Other ways to do it are customer interviews and surveys to identify the most critical problem and how it aggravates if not solved. If it ties to their north star metric, then you have your customer persona. 

In addition, map a second persona who has the authority to decide founders or seniors. Check out the content they consume and the business influencers they follow to get a pulse of the situation.

3. Identify Touchpoints

Each stage of the customer persona has different touchpoints that form a part of the attribution path. As per GA4, the touch points are divided into: 

a. Early touch points (25%)

  • Organic search, social media, and search ads 
  • Website visit
  • Free trial or Demo
  • Email Sign up

b. Mid Touchpoints(50%) 

c. Late Touchpoints(25%) 

  • Renewal notifications or upgrade notifications 
  • New feature introductions 
  • Exit survey

4. Collect and Analyze Data 

Once you have all the data, you’ll have to draw patterns between:

  • Top performing channels and their role in conversions or events such as demo booked, discovery call, free audit, etc 
  • Find out the average session time, and scrolling behavior based on user ID
  • Identify your low-performing channels or touchpoints and conduct a usability test—rage clicks, dead clicks, and kickbacks could be the reasons 
  • Once you find the issues and solve it go back to running campaigns 

Just to be 100% accurate, we recommend running regression tests, attribution modeling, and Markov chain analysis. The Markov Chain helps in identifying jumps from one touchpoint to another. 

5. Customer Interviews

Once you have everything in place, conduct customer interviews and ask them the following list of questions: 

  • What were the main reasons you decided to use our product? to identify the initial touchpoints and motivations
  • Walk me through the process of how you use our product on a typical day/week. Understand the customer's workflow and where the product fits in
  • What are the most critical features for you? Pinpoint the high-value touchpoints 
  • What are the biggest challenges you face when using our product? Identify friction and pain points
  • How does our product compare to alternatives you considered? Understand how products are evolving 
  • What information or resources would help you get more value from our product? helps in creating more product resources
  • How likely are you to recommend our product to a friend or colleague? Raving customers who just might be ready to help you
  • In your own words, how would you describe our product to someone who hasn't used it before? Understand how customers convey the product's value proposition

6. Visual Representation

As you finalize your customer journey, create a simple map that helps all the stakeholders and teams involved in understanding the overall picture. Ask other functional teams to help validate the information. 

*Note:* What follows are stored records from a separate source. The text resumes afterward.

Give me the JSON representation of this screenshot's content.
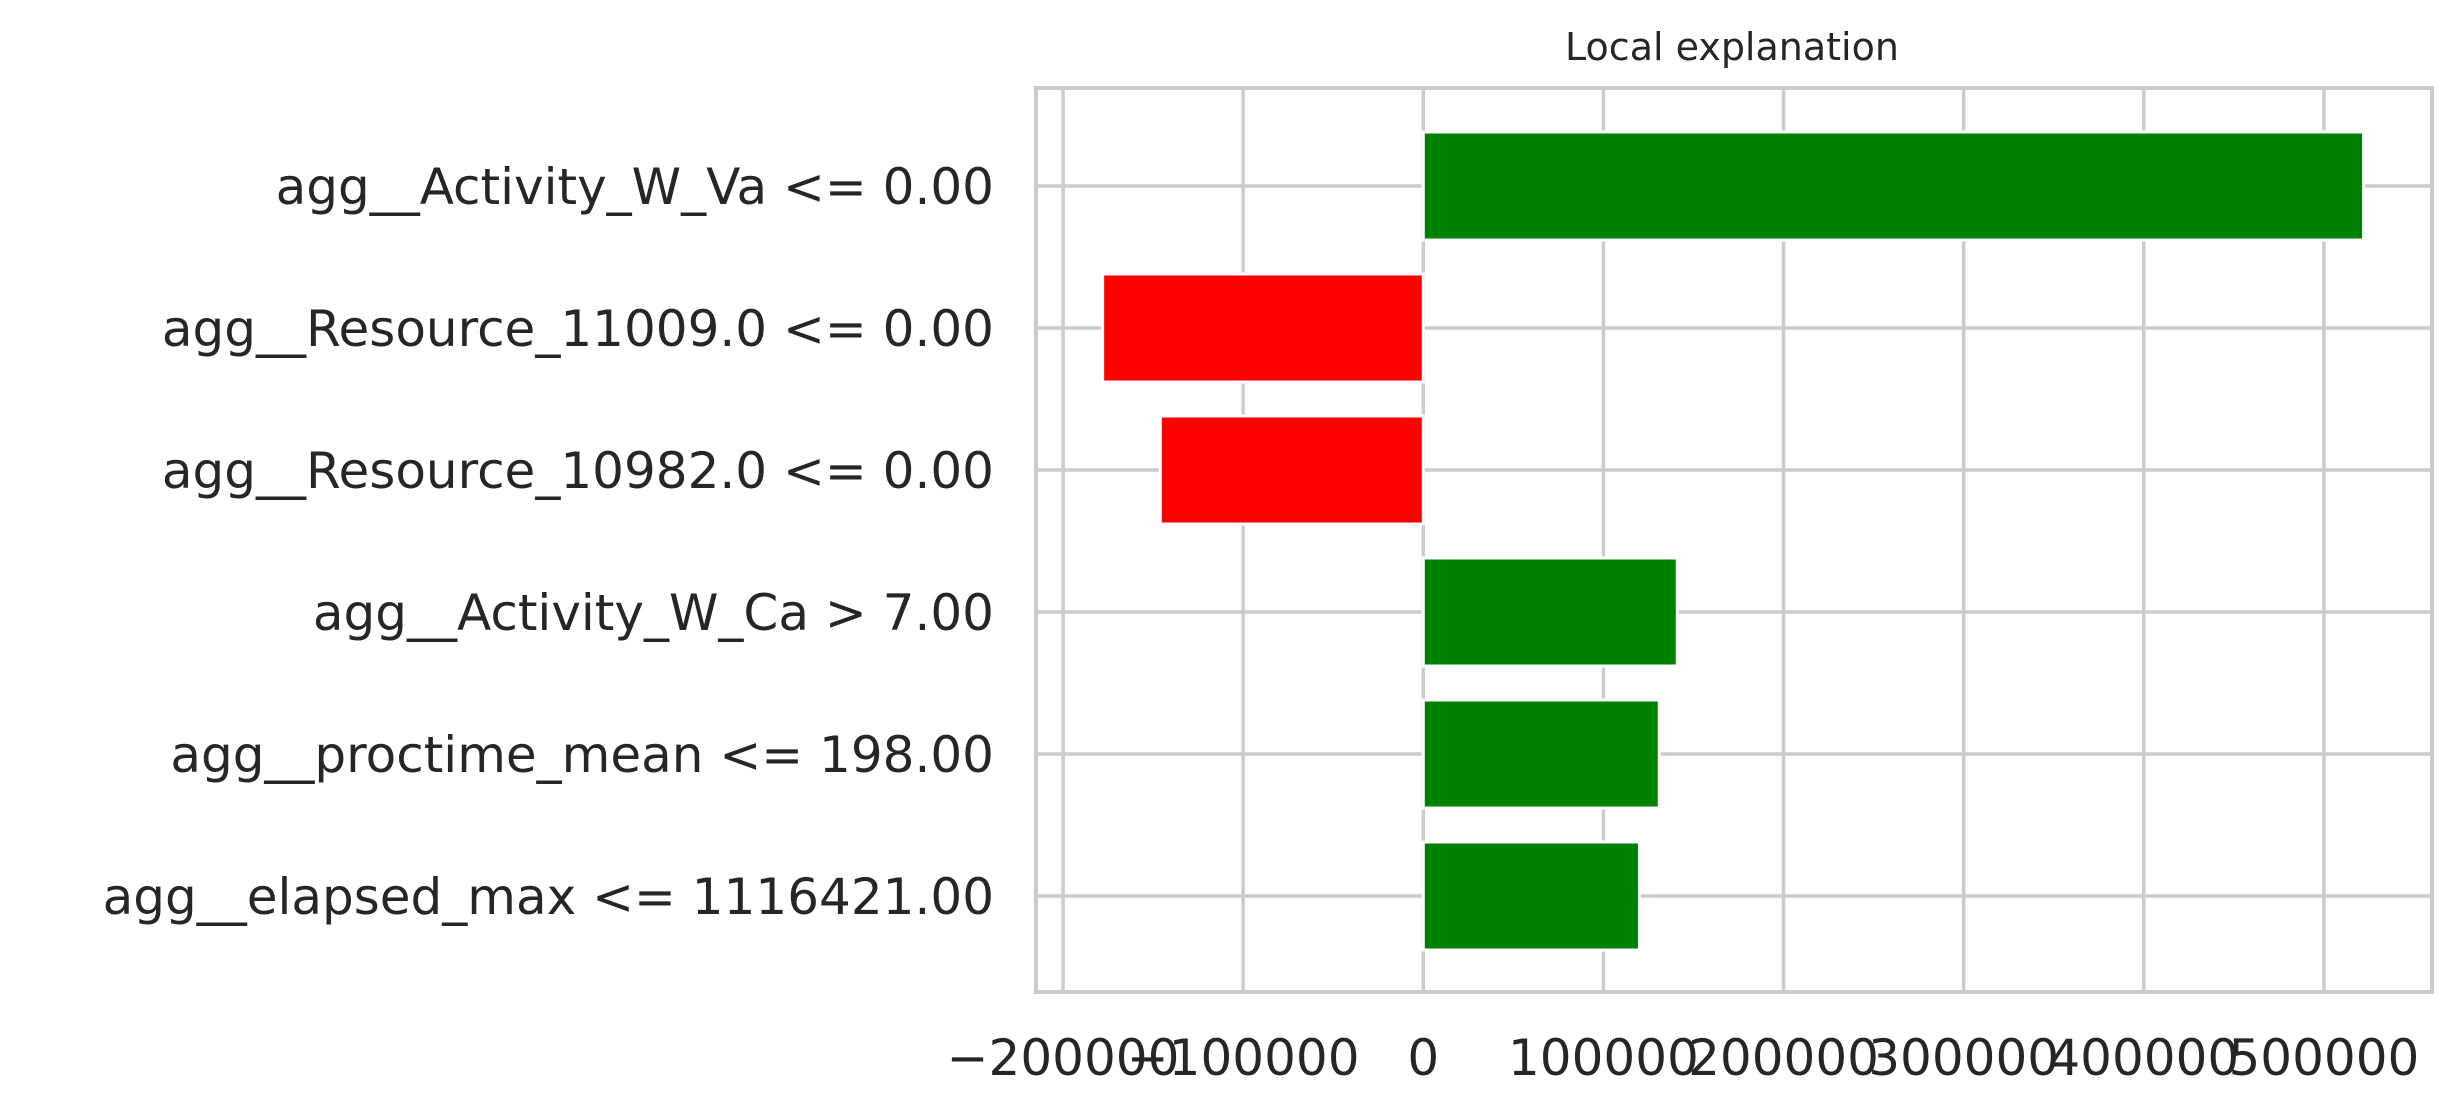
{
  "chart_data": {
    "type": "bar",
    "orientation": "horizontal",
    "title": "Local explanation",
    "xlabel": "",
    "ylabel": "",
    "categories": [
      "agg__Activity_W_Va <= 0.00",
      "agg__Resource_11009.0 <= 0.00",
      "agg__Resource_10982.0 <= 0.00",
      "agg__Activity_W_Ca > 7.00",
      "agg__proctime_mean <= 198.00",
      "agg__elapsed_max <= 1116421.00"
    ],
    "values": [
      522000,
      -178000,
      -146000,
      141000,
      131000,
      120000
    ],
    "xlim": [
      -215000,
      560000
    ],
    "xticks": [
      -200000,
      -100000,
      0,
      100000,
      200000,
      300000,
      400000,
      500000
    ],
    "xtick_labels": [
      "−200000",
      "−100000",
      "0",
      "100000",
      "200000",
      "300000",
      "400000",
      "500000"
    ],
    "grid": true,
    "colors": {
      "positive": "#008000",
      "negative": "#ff0000",
      "grid": "#cccccc",
      "text": "#262626"
    }
  }
}
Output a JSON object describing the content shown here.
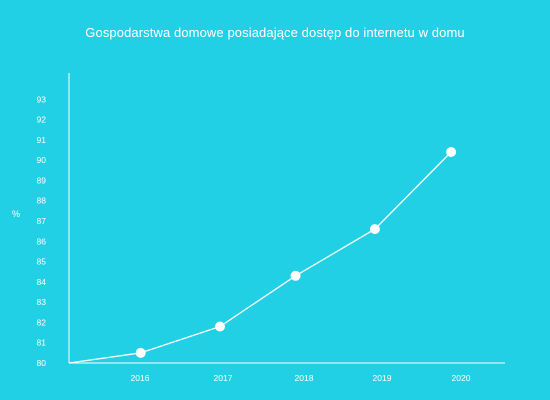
{
  "chart_data": {
    "type": "line",
    "title": "Gospodarstwa domowe posiadające dostęp do internetu w domu",
    "xlabel": "",
    "ylabel": "%",
    "x_ticks": [
      "2016",
      "2017",
      "2018",
      "2019",
      "2020"
    ],
    "y_ticks": [
      80,
      81,
      82,
      83,
      84,
      85,
      86,
      87,
      88,
      89,
      90,
      91,
      92,
      93
    ],
    "xlim": [
      2015.13,
      2020.4
    ],
    "ylim": [
      80,
      94
    ],
    "series": [
      {
        "points": [
          {
            "x": 2015.13,
            "y": 80.0,
            "marker": false
          },
          {
            "x": 2016.08,
            "y": 80.5,
            "marker": true
          },
          {
            "x": 2017.13,
            "y": 81.8,
            "marker": true
          },
          {
            "x": 2018.13,
            "y": 84.3,
            "marker": true
          },
          {
            "x": 2019.18,
            "y": 86.6,
            "marker": true
          },
          {
            "x": 2020.19,
            "y": 90.4,
            "marker": true
          }
        ]
      }
    ],
    "grid": false,
    "legend": "none",
    "colors": {
      "background": "#22d0e6",
      "line": "#ffffff",
      "marker": "#ffffff",
      "text": "#ffffff"
    }
  }
}
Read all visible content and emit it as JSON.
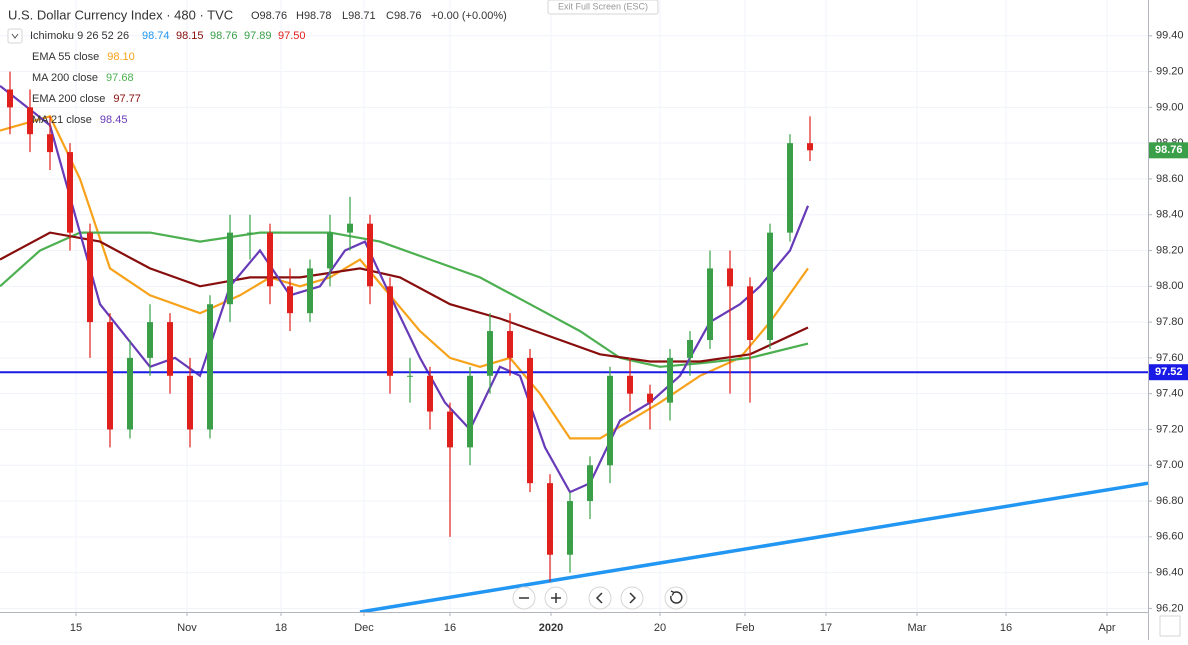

Create a specific view to help quickly identify pain points for each user segment. 

The next steps involve coordination with the engineering teams to create the product roadmap, working with marketers to pull users, and finally creating a product feedback loop that helps in making iterations to the customer journey map.

Wrapping Up

Like all things, even if your customer journey isn’t constant, it’s going to change and become more complex, but the phases and customer behavior will likely remain the same. 

Summing up, awareness helps you attract users seeking solutions, consideration helps you inspire confidence, the decision helps win stakeholder approval, onboarding helps users experience the product, retention determines if a user is staying or leaving, and advocacy means championing our product.